Alles über den Cape le grand gibt es hier.
Am Samstag ging es für uns nochmals ein gutes Stück weiter, wir fuhren nämlich hoch nach Hyde. Dort steht der Wave Rock, der grosse, berühmte Granitfels, den wir besichtigen wollten. Gesagt, getan. Auf der Fahrt wurde es immer heisser. Gestartet waren wir am Morgen bei schönen 28 Grad, in Hyde angekommen herrschten dann 42 Grad! Das war schon ein heftiger Unterschied. Am Abend kühlte es dennoch sehr schnell ab - es gewitterte. 😊 War einen Tag zuvor in der Nähe ein Buschfeuer ausgebrochen, wurde der Boden mit Wasser nur so getränkt. Am nächsten Morgen besuchten wir noch kurz den Wave Rock und machten uns weiter auf den Weg.

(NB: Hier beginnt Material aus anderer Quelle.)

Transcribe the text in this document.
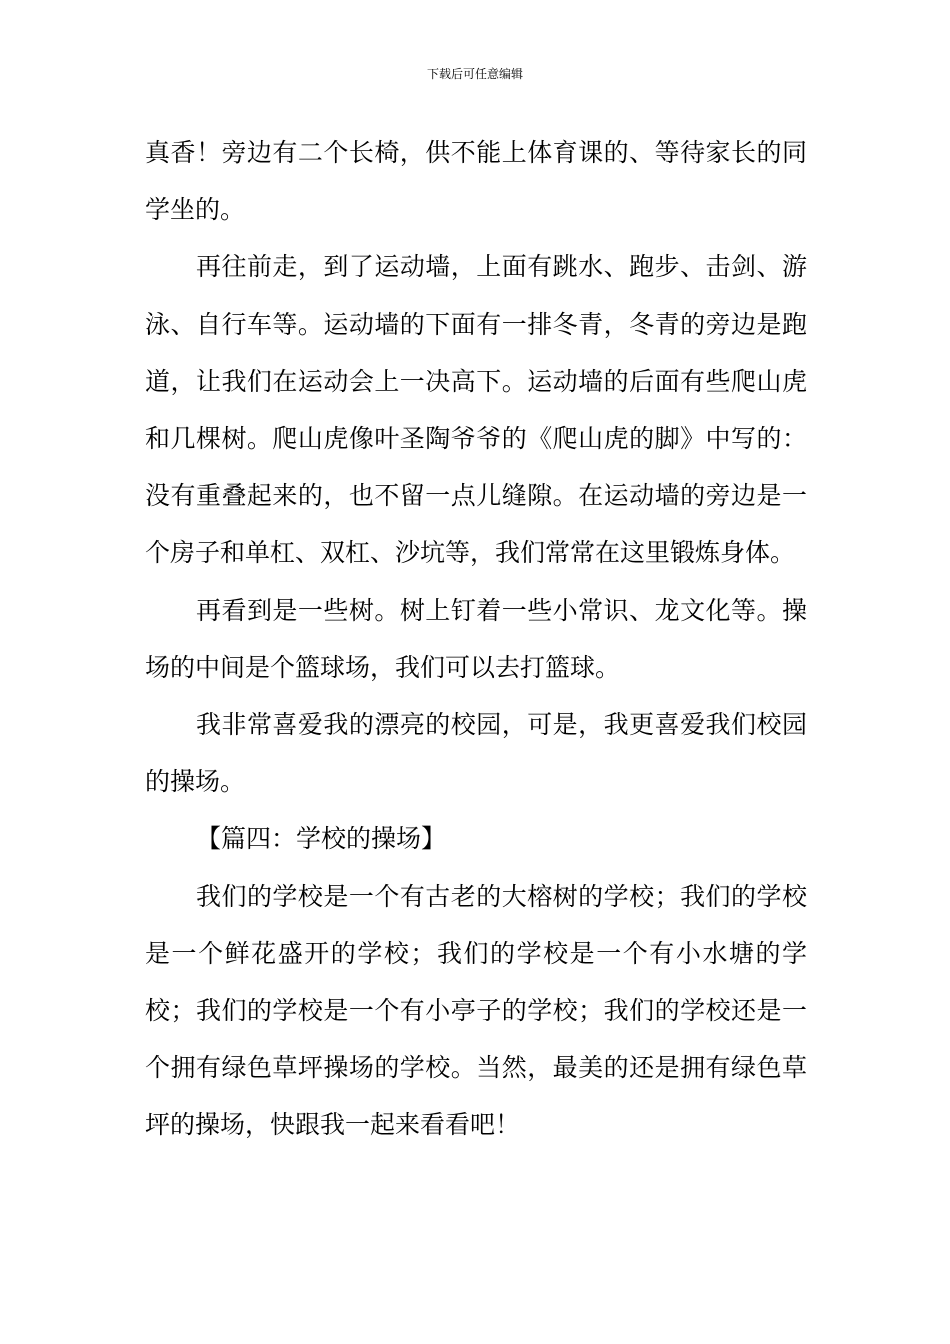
下载后可任意编辑

真香！旁边有二个长椅，供不能上体育课的、等待家长的同学坐的。

再往前走，到了运动墙，上面有跳水、跑步、击剑、游泳、自行车等。运动墙的下面有一排冬青，冬青的旁边是跑道，让我们在运动会上一决高下。运动墙的后面有些爬山虎和几棵树。爬山虎像叶圣陶爷爷的《爬山虎的脚》中写的：没有重叠起来的，也不留一点儿缝隙。在运动墙的旁边是一个房子和单杠、双杠、沙坑等，我们常常在这里锻炼身体。

再看到是一些树。树上钉着一些小常识、龙文化等。操场的中间是个篮球场，我们可以去打篮球。

我非常喜爱我的漂亮的校园，可是，我更喜爱我们校园的操场。

【篇四：学校的操场】

我们的学校是一个有古老的大榕树的学校；我们的学校是一个鲜花盛开的学校；我们的学校是一个有小水塘的学校；我们的学校是一个有小亭子的学校；我们的学校还是一个拥有绿色草坪操场的学校。当然，最美的还是拥有绿色草坪的操场，快跟我一起来看看吧！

Mehr Informationen zum Wave Rock sind hier zu finden.
Unsere weiteren Ziele sind zum einen der Nambung Nationalpark, zum anderen wollen wir möglichst hoch bis Exmouth. Das wird in den kommenden Wochen gut zu schaffen sein und wir freuten uns sehr darauf. Apollo13, wir sind bereit!